A solicitação abrange os tribunais do Distrito Federal, Goiás, Maranhão, Paraná, Rio de Janeiro, Rio Grande do Norte e Rondônia. De acordo com uma reportagem, essas cortes teriam descumprido uma decisão do STF que limita os pagamentos de verbas remuneratórias e indenizatórias a 70% do teto do funcionalismo público, o que corresponde a cerca de R$ 78 mil.

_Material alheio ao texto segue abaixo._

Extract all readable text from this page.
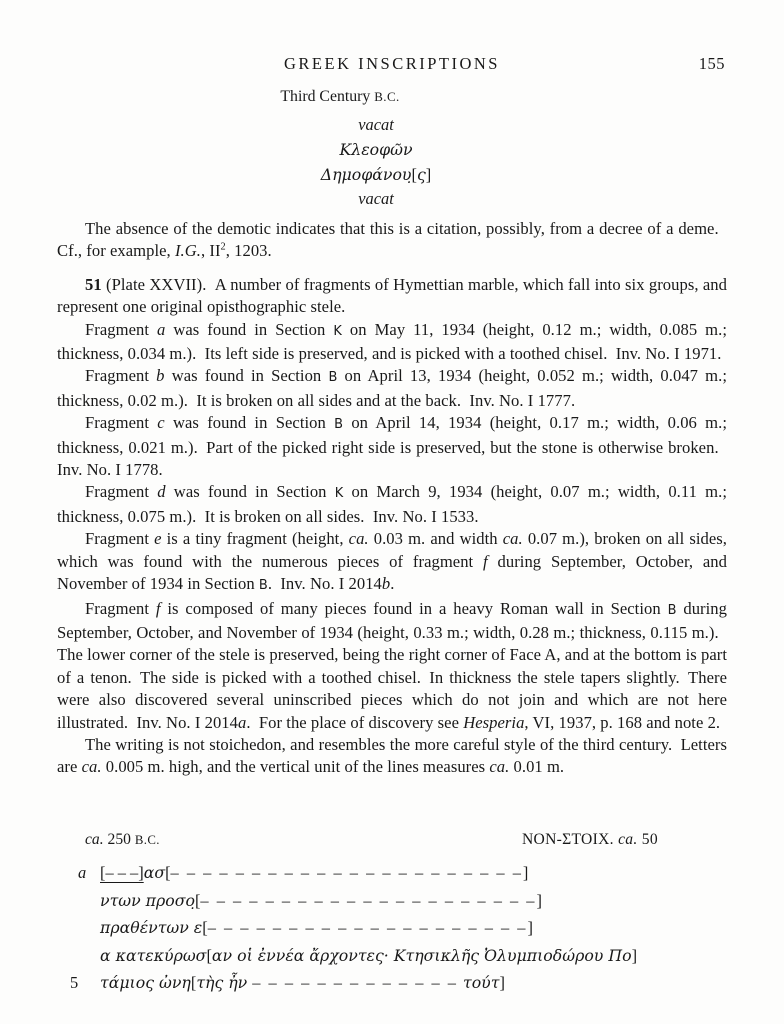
GREEK INSCRIPTIONS	155
Third Century B.C.
vacat
Κλεοφῶν
Δημοφάνου̣[ς]
vacat

The absence of the demotic indicates that this is a citation, possibly, from a decree of a deme. Cf., for example, I.G., $II^2$, 1203.

51 (Plate XXVII). A number of fragments of Hymettian marble, which fall into six groups, and represent one original opisthographic stele.

Fragment a was found in Section K on May 11, 1934 (height, 0.12 m.; width, 0.085 m.; thickness, 0.034 m.). Its left side is preserved, and is picked with a toothed chisel. Inv. No. I 1971.

Fragment b was found in Section B on April 13, 1934 (height, 0.052 m.; width, 0.047 m.; thickness, 0.02 m.). It is broken on all sides and at the back. Inv. No. I 1777.

Fragment c was found in Section B on April 14, 1934 (height, 0.17 m.; width, 0.06 m.; thickness, 0.021 m.). Part of the picked right side is preserved, but the stone is otherwise broken. Inv. No. I 1778.

Fragment d was found in Section K on March 9, 1934 (height, 0.07 m.; width, 0.11 m.; thickness, 0.075 m.). It is broken on all sides. Inv. No. I 1533.

Fragment e is a tiny fragment (height, ca. 0.03 m. and width ca. 0.07 m.), broken on all sides, which was found with the numerous pieces of fragment f during September, October, and November of 1934 in Section B. Inv. No. I 2014b.

Fragment f is composed of many pieces found in a heavy Roman wall in Section B during September, October, and November of 1934 (height, 0.33 m.; width, 0.28 m.; thickness, 0.115 m.). The lower corner of the stele is preserved, being the right corner of Face A, and at the bottom is part of a tenon. The side is picked with a toothed chisel. In thickness the stele tapers slightly. There were also discovered several uninscribed pieces which do not join and which are not here illustrated. Inv. No. I 2014a. For the place of discovery see Hesperia, VI, 1937, p. 168 and note 2.

The writing is not stoichedon, and resembles the more careful style of the third century. Letters are ca. 0.005 m. high, and the vertical unit of the lines measures ca. 0.01 m.

ca. 250 B.C.	NON-ΣΤΟΙΧ. ca. 50
a [– – –]ασ[– – – – – – – – – – – – – – – – – – – – – –]
ντων προσο̣[– – – – – – – – – – – – – – – – – – – – –]
πραθέντων ε[– – – – – – – – – – – – – – – – – – – –]
α κατεκύρωσ[αν οἱ ἐννέα ἄρχοντες· Κτησικλῆς Ὀλυμπιοδώρου Πο]
5 τάμιος ὠνη[τὴς ἦν – – – – – – – – – – – – – τούτ]
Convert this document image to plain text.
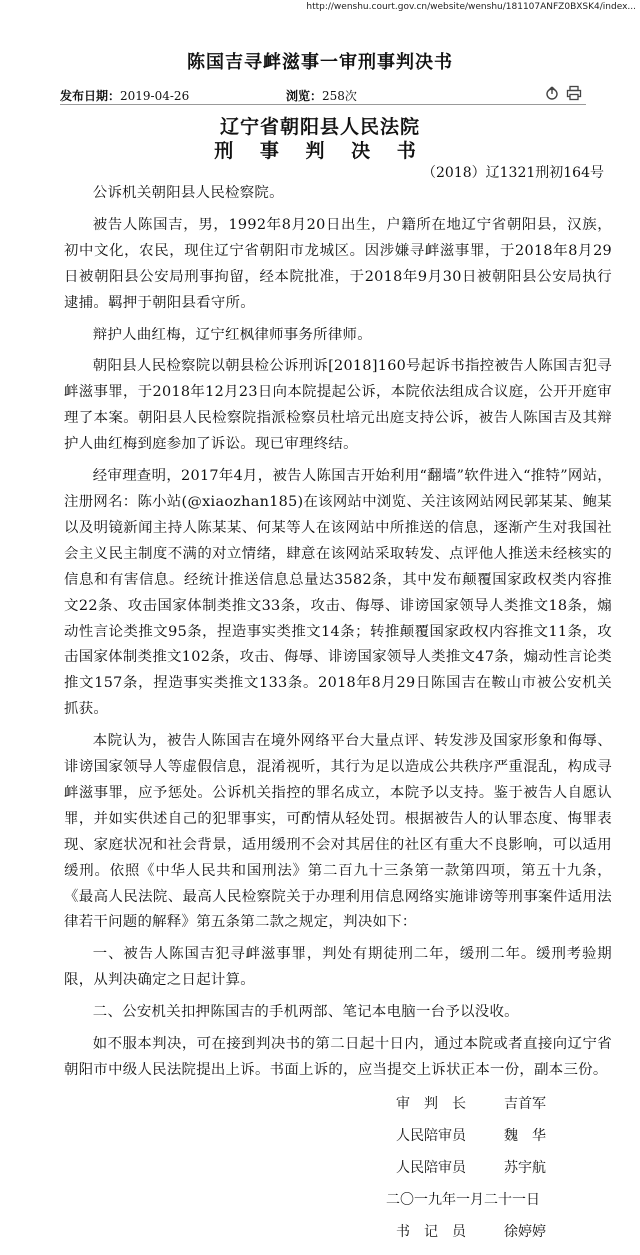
http://wenshu.court.gov.cn/website/wenshu/181107ANFZ0BXSK4/index...
陈国吉寻衅滋事一审刑事判决书
发布日期：2019-04-26	浏览：258次
辽宁省朝阳县人民法院
刑 事 判 决 书
（2018）辽1321刑初164号

公诉机关朝阳县人民检察院。

被告人陈国吉，男，1992年8月20日出生，户籍所在地辽宁省朝阳县，汉族，初中文化，农民，现住辽宁省朝阳市龙城区。因涉嫌寻衅滋事罪，于2018年8月29日被朝阳县公安局刑事拘留，经本院批准，于2018年9月30日被朝阳县公安局执行逮捕。羁押于朝阳县看守所。

辩护人曲红梅，辽宁红枫律师事务所律师。

朝阳县人民检察院以朝县检公诉刑诉[2018]160号起诉书指控被告人陈国吉犯寻衅滋事罪，于2018年12月23日向本院提起公诉，本院依法组成合议庭，公开开庭审理了本案。朝阳县人民检察院指派检察员杜培元出庭支持公诉，被告人陈国吉及其辩护人曲红梅到庭参加了诉讼。现已审理终结。

经审理查明，2017年4月，被告人陈国吉开始利用“翻墙”软件进入“推特”网站，注册网名：陈小站(@xiaozhan185)在该网站中浏览、关注该网站网民郭某某、鲍某以及明镜新闻主持人陈某某、何某等人在该网站中所推送的信息，逐渐产生对我国社会主义民主制度不满的对立情绪，肆意在该网站采取转发、点评他人推送未经核实的信息和有害信息。经统计推送信息总量达3582条，其中发布颠覆国家政权类内容推文22条、攻击国家体制类推文33条，攻击、侮辱、诽谤国家领导人类推文18条，煽动性言论类推文95条，捏造事实类推文14条；转推颠覆国家政权内容推文11条，攻击国家体制类推文102条，攻击、侮辱、诽谤国家领导人类推文47条，煽动性言论类推文157条，捏造事实类推文133条。2018年8月29日陈国吉在鞍山市被公安机关抓获。

本院认为，被告人陈国吉在境外网络平台大量点评、转发涉及国家形象和侮辱、诽谤国家领导人等虚假信息，混淆视听，其行为足以造成公共秩序严重混乱，构成寻衅滋事罪，应予惩处。公诉机关指控的罪名成立，本院予以支持。鉴于被告人自愿认罪，并如实供述自己的犯罪事实，可酌情从轻处罚。根据被告人的认罪态度、悔罪表现、家庭状况和社会背景，适用缓刑不会对其居住的社区有重大不良影响，可以适用缓刑。依照《中华人民共和国刑法》第二百九十三条第一款第四项，第五十九条，《最高人民法院、最高人民检察院关于办理利用信息网络实施诽谤等刑事案件适用法律若干问题的解释》第五条第二款之规定，判决如下：

一、被告人陈国吉犯寻衅滋事罪，判处有期徒刑二年，缓刑二年。缓刑考验期限，从判决确定之日起计算。

二、公安机关扣押陈国吉的手机两部、笔记本电脑一台予以没收。

如不服本判决，可在接到判决书的第二日起十日内，通过本院或者直接向辽宁省朝阳市中级人民法院提出上诉。书面上诉的，应当提交上诉状正本一份，副本三份。

审　判　长	吉首军
人民陪审员	魏　华
人民陪审员	苏宇航
二〇一九年一月二十一日
书　记　员	徐婷婷
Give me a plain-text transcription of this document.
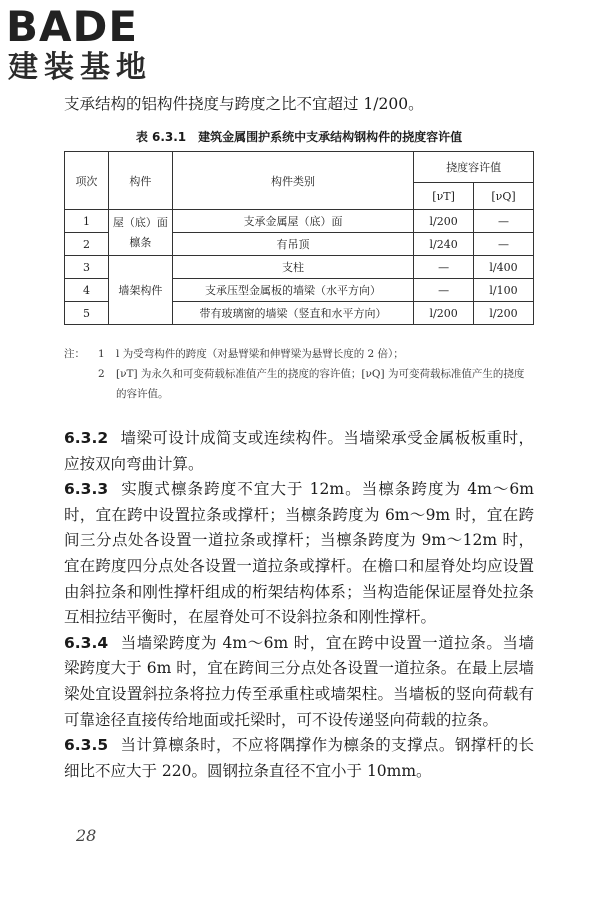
BADE
建装基地
支承结构的铝构件挠度与跨度之比不宜超过 1/200。
表 6.3.1　建筑金属围护系统中支承结构钢构件的挠度容许值
项次	构件	构件类别	挠度容许值	
			[νT]	[νQ]
1	屋（底）面檩条	支承金属屋（底）面	l/200	—
2		有吊顶	l/240	—
3	墙架构件	支柱	—	l/400
4		支承压型金属板的墙梁（水平方向）	—	l/100
5		带有玻璃窗的墙梁（竖直和水平方向）	l/200	l/200
注：	1	l 为受弯构件的跨度（对悬臂梁和伸臂梁为悬臂长度的 2 倍）；
2	[νT] 为永久和可变荷载标准值产生的挠度的容许值；[νQ] 为可变荷载标准值产生的挠度的容许值。

6.3.2 墙梁可设计成简支或连续构件。当墙梁承受金属板板重时，应按双向弯曲计算。

6.3.3 实腹式檩条跨度不宜大于 12m。当檩条跨度为 4m～6m 时，宜在跨中设置拉条或撑杆；当檩条跨度为 6m～9m 时，宜在跨间三分点处各设置一道拉条或撑杆；当檩条跨度为 9m～12m 时，宜在跨度四分点处各设置一道拉条或撑杆。在檐口和屋脊处均应设置由斜拉条和刚性撑杆组成的桁架结构体系；当构造能保证屋脊处拉条互相拉结平衡时，在屋脊处可不设斜拉条和刚性撑杆。

6.3.4 当墙梁跨度为 4m～6m 时，宜在跨中设置一道拉条。当墙梁跨度大于 6m 时，宜在跨间三分点处各设置一道拉条。在最上层墙梁处宜设置斜拉条将拉力传至承重柱或墙架柱。当墙板的竖向荷载有可靠途径直接传给地面或托梁时，可不设传递竖向荷载的拉条。

6.3.5 当计算檩条时，不应将隅撑作为檩条的支撑点。钢撑杆的长细比不应大于 220。圆钢拉条直径不宜小于 10mm。

28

Os despachos de Moraes e Dino foram semelhantes, mas Dino foi mais enfático ao mencionar a possibilidade de destituição dos presidentes dos TJs que não seguirem as regras estabelecidas pelo Supremo. Moraes, por sua vez, condicionou o afastamento ao não fornecimento das informações exigidas.
Dino alertou que
a configuração de qualquer tipo de descumprimento às determinações do STF, quanto aos limites estabelecidos, poderá ensejar afastamento do cargo e promoção da responsabilidade penal, civil e disciplinar
.
Informações indicam que algumas cortes pagaram valores superiores a R$ 400 mil a juízes em maio. Moraes solicitou que os presidentes dos TJs detalhem os valores e verbas pagos a cada magistrado ativo, aposentado e pensionista nos meses de abril, maio, junho e julho deste ano, com a apresentação de comprovantes.
Além disso, conforme apurado, o corregedor nacional de Justiça, Mauro Campbell, autorizou tribunais em todo o país a realizarem pagamentos retroativos do Adicional por Tempo de Serviço (ATS), mesmo antes do STF concluir o julgamento sobre essa questão, em um momento em que tal medida estava proibida.